Impressed with the returns, the group is increasing the production more than fivefold. ‘Members are so fired up with the new venture that every member has committed to plant at least 100 kg next season, up from the 20 kg they planted last season. As a group, we are doubling the production from the 550 kg to 1 tonne next season,’ states Henry Wandagu, the group Chairman.
A Mreshinyi group member, Anastasia Myambu, from Ngerenyi Mwakivua village, is hooked to potato seed production. ‘This was my first time to plant potatoes, and it will not be my last going with the returns. From the 20 kg I planted, I harvested 200 kg. I have now planted 100 kg and looking forward to a bumper harvest. Out of the remaining 100 kg, I sold some at 60 shillings per kg, and donated some to my neighbors who had been really impressed with the crop performance but did not have cash to purchase the seed.’
‘We are grateful to USAID (the United States Agency for International Development), AVCD program, CIP, KCSAP and County Government. The GAP trainings were very helpful in impacting our farmers with the appropriate agronomic skills. The setting up of the learning farms and other promotional activities helped us to appreciate the performances of the various varieties and really ignited the interest and passion you see in our farmers,’ states Mwamburi adding, ‘The leadership training has proved critical to the setting up, operations and management of the organization and is helping run the organization as a business enterprise.’
TTPFPO had only 26 members at its establishment. Within just one year, it has mobilized and registered 600 members but ambitiously targets to have 1000 members by end of June 2021. To achieve this feat, the organization has tasked the 11 committee members to recruit at least 45 members by end of June 2021. ‘It is important to achieve this feat if we are to break even as a business. On average, our farmers have 0.5 acres committed to production of seed potato. With 1 shilling per kg per farmer as our markup and 2 shillings per kg from each farmer as their savings, we need 3000 – 4000 farmers to break even according to our business plan,’ states Mwamburi.

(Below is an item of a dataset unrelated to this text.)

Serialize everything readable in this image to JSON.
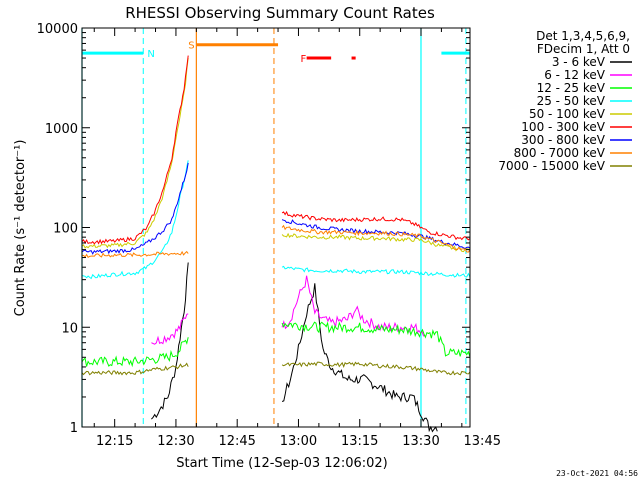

Attaining the 1000 membership also comes with goodies from the County Government that helped the group develop its business plan. It has promised to provide a Ksh 10 million grant for construction of a storage facility should the group attain the 1000 membership, according to Kariku.
‘Our target is to be self-reliant in seed production. We are confident that we the support we are getting from AVCD, the various producer groups and their umbrella organizations will be sufficient in the next 2 years,’ states Mwamburi.